Puisée dans la pratique des soins, la notion d’alliance conflictuelle pourrait remplacer celle de lutte des classes. Elle permet de garder le conflit et l’exigence de décence, tout en amenant à balayer devant sa porte…
Au-delà de son intérêt dynamique, la notion d’alliance conflictuelle ouvre à une politique pragmatiste soucieuse de ses conséquences. Elle entraîne à plus de rigueur dans la méthode et à affronter des questions qui fâchent. Par là, elle pourrait contribuer à renforcer la démocratie.
Quant à la méthode, la perspective de l’alliance conflictuelle ouvre à une politique pragmatiste. Il ne s’agit pas d’une politique pragmatique, qui se définirait par le possible, mais bien pragmatiste, c’est-à-dire dans l’esprit du pragmatisme. Cette doctrine, développée notamment par John Dewey, met en avant la nécessité de construire la pensée et l’action politiques sur des bases objectives plutôt que sur des croyances non fondées, de tester par expérimentations, et de porter une attention particulière aux conséquences de ses choix. Si ceci peut sembler évident, nous en sommes pourtant bien loin en Belgique.
Le premier élément d’une politique pragmatiste devrait être la rigueur de gouvernance. Par exemple, la négociation n’a souvent que le nom dans nos tractations sociopolitiques. En fait, il s’agit de marchandages déterminés par de purs rapports de forces et où il s’agit de maximiser son propre intérêt, celui de « son camp », sans guère de considération pour ceux qui se trouvent de l’autre côté de la table ni pour l’intérêt commun. Cet archaïsme est fort étrange. Car, depuis des années, les travaux sur la négociation raisonnée initiés par Fisher et Ury à Harvard ont fait leurs preuves aussi bien en matière de résolution de conflits internationaux que de commerce. Ses principes consistent notamment à traiter des questions de différends et non de personnes, et à définir des critères objectifs pour juger des résultats attendus.
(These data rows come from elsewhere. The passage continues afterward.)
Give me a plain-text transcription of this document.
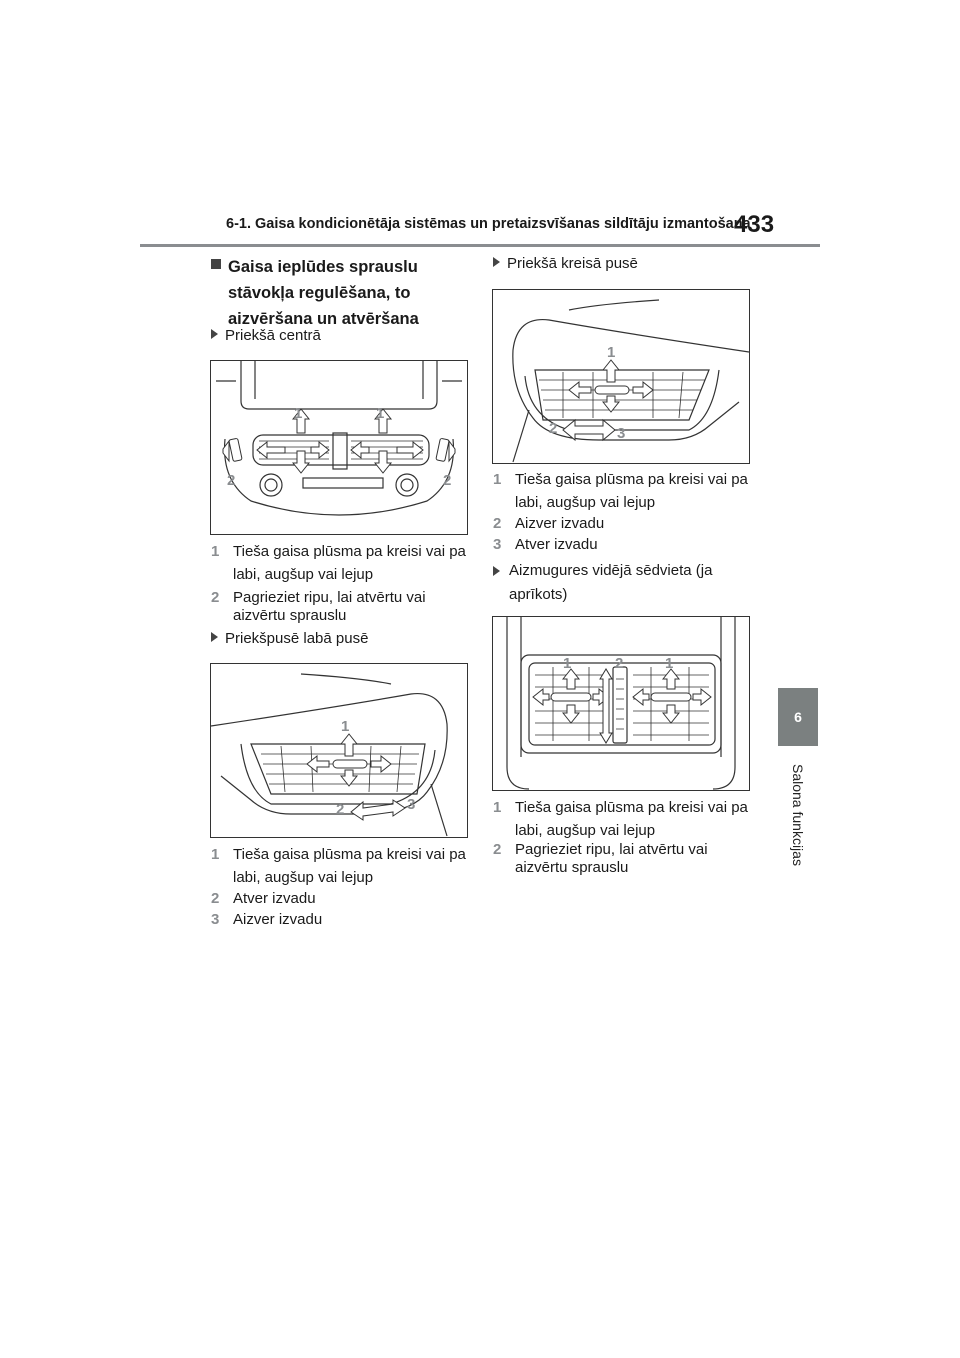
6-1. Gaisa kondicionētāja sistēmas un pretaizsvīšanas sildītāju izmantošana
433
6
Salona funkcijas
Gaisa ieplūdes sprauslu stāvokļa regulēšana, to aizvēršana un atvēršana
Priekšā centrā
1	1
2	2
1 Tieša gaisa plūsma pa kreisi vai pa labi, augšup vai lejup
2 Pagrieziet ripu, lai atvērtu vai aizvērtu sprauslu
Priekšpusē labā pusē
1
2	3
1 Tieša gaisa plūsma pa kreisi vai pa labi, augšup vai lejup
2 Atver izvadu
3 Aizver izvadu
Priekšā kreisā pusē
1
2	3
1 Tieša gaisa plūsma pa kreisi vai pa labi, augšup vai lejup
2 Aizver izvadu
3 Atver izvadu
Aizmugures vidējā sēdvieta (ja aprīkots)
1	2	1
1 Tieša gaisa plūsma pa kreisi vai pa labi, augšup vai lejup
2 Pagrieziet ripu, lai atvērtu vai aizvērtu sprauslu
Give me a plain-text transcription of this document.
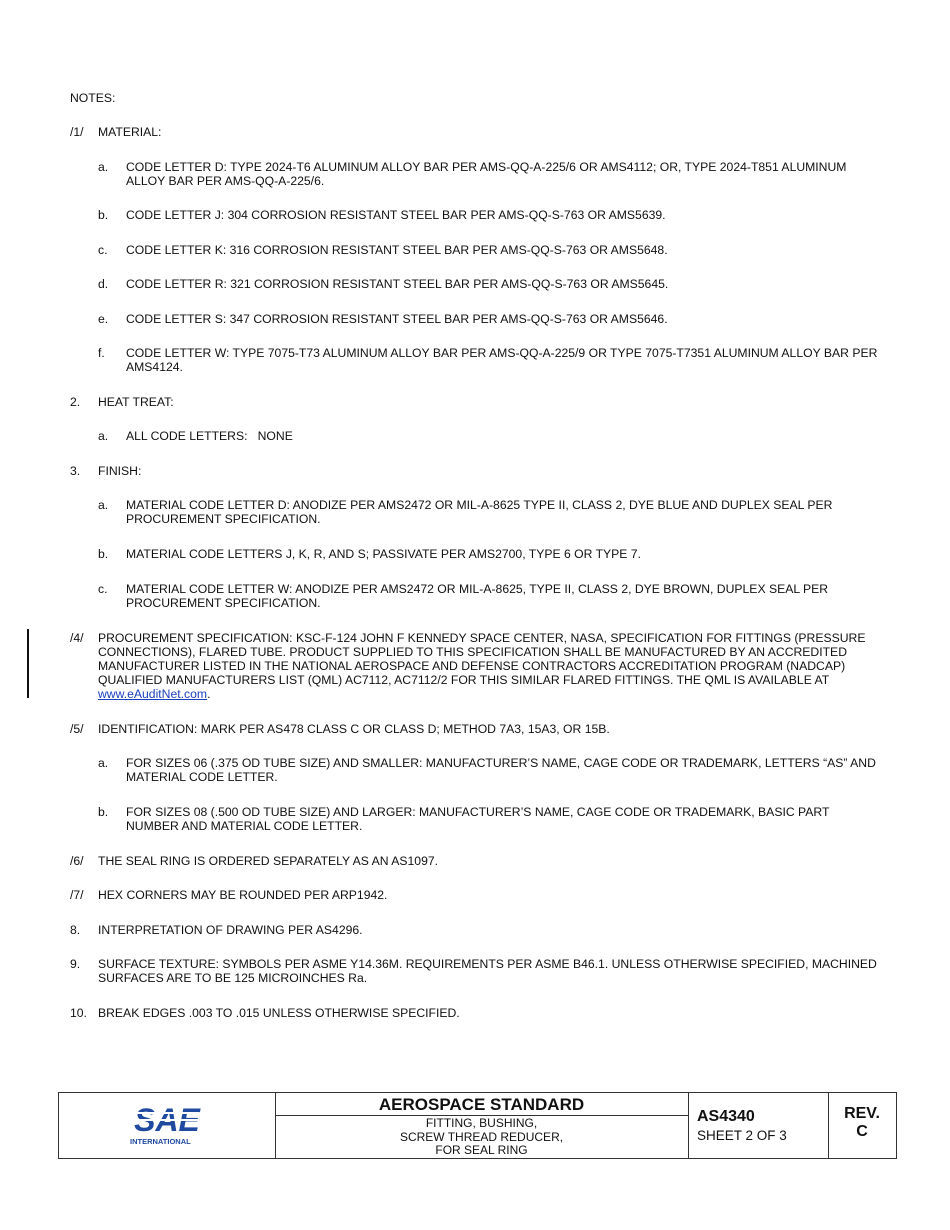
NOTES:
/1/ MATERIAL:
a. CODE LETTER D: TYPE 2024-T6 ALUMINUM ALLOY BAR PER AMS-QQ-A-225/6 OR AMS4112; OR, TYPE 2024-T851 ALUMINUM ALLOY BAR PER AMS-QQ-A-225/6.
b. CODE LETTER J: 304 CORROSION RESISTANT STEEL BAR PER AMS-QQ-S-763 OR AMS5639.
c. CODE LETTER K: 316 CORROSION RESISTANT STEEL BAR PER AMS-QQ-S-763 OR AMS5648.
d. CODE LETTER R: 321 CORROSION RESISTANT STEEL BAR PER AMS-QQ-S-763 OR AMS5645.
e. CODE LETTER S: 347 CORROSION RESISTANT STEEL BAR PER AMS-QQ-S-763 OR AMS5646.
f. CODE LETTER W: TYPE 7075-T73 ALUMINUM ALLOY BAR PER AMS-QQ-A-225/9 OR TYPE 7075-T7351 ALUMINUM ALLOY BAR PER AMS4124.
2. HEAT TREAT:
a. ALL CODE LETTERS:   NONE
3. FINISH:
a. MATERIAL CODE LETTER D: ANODIZE PER AMS2472 OR MIL-A-8625 TYPE II, CLASS 2, DYE BLUE AND DUPLEX SEAL PER PROCUREMENT SPECIFICATION.
b. MATERIAL CODE LETTERS J, K, R, AND S; PASSIVATE PER AMS2700, TYPE 6 OR TYPE 7.
c. MATERIAL CODE LETTER W: ANODIZE PER AMS2472 OR MIL-A-8625, TYPE II, CLASS 2, DYE BROWN, DUPLEX SEAL PER PROCUREMENT SPECIFICATION.
/4/ PROCUREMENT SPECIFICATION: KSC-F-124 JOHN F KENNEDY SPACE CENTER, NASA, SPECIFICATION FOR FITTINGS (PRESSURE CONNECTIONS), FLARED TUBE. PRODUCT SUPPLIED TO THIS SPECIFICATION SHALL BE MANUFACTURED BY AN ACCREDITED MANUFACTURER LISTED IN THE NATIONAL AEROSPACE AND DEFENSE CONTRACTORS ACCREDITATION PROGRAM (NADCAP) QUALIFIED MANUFACTURERS LIST (QML) AC7112, AC7112/2 FOR THIS SIMILAR FLARED FITTINGS. THE QML IS AVAILABLE AT www.eAuditNet.com.
/5/ IDENTIFICATION: MARK PER AS478 CLASS C OR CLASS D; METHOD 7A3, 15A3, OR 15B.
a. FOR SIZES 06 (.375 OD TUBE SIZE) AND SMALLER: MANUFACTURER’S NAME, CAGE CODE OR TRADEMARK, LETTERS “AS” AND MATERIAL CODE LETTER.
b. FOR SIZES 08 (.500 OD TUBE SIZE) AND LARGER: MANUFACTURER’S NAME, CAGE CODE OR TRADEMARK, BASIC PART NUMBER AND MATERIAL CODE LETTER.
/6/ THE SEAL RING IS ORDERED SEPARATELY AS AN AS1097.
/7/ HEX CORNERS MAY BE ROUNDED PER ARP1942.
8. INTERPRETATION OF DRAWING PER AS4296.
9. SURFACE TEXTURE: SYMBOLS PER ASME Y14.36M. REQUIREMENTS PER ASME B46.1. UNLESS OTHERWISE SPECIFIED, MACHINED SURFACES ARE TO BE 125 MICROINCHES Ra.
10. BREAK EDGES .003 TO .015 UNLESS OTHERWISE SPECIFIED.
SAE
INTERNATIONAL
AEROSPACE STANDARD
FITTING, BUSHING,
SCREW THREAD REDUCER,
FOR SEAL RING
AS4340
SHEET 2 OF 3
REV.
C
L’objectivation est une des conditions pour sortir de l’affrontement de principes cher aux lutteurs de classe. L’analyse rigoureuse en amont des débats, puis l’évaluation des politiques contribuent elles aussi à cette objectivation ; elles devraient être encouragées par la perspective de l’alliance conflictuelle. Ces règles ont leur pertinence dans toutes les institutions démocratiques au sens large, y compris les diverses instances de la participation économique et sociale.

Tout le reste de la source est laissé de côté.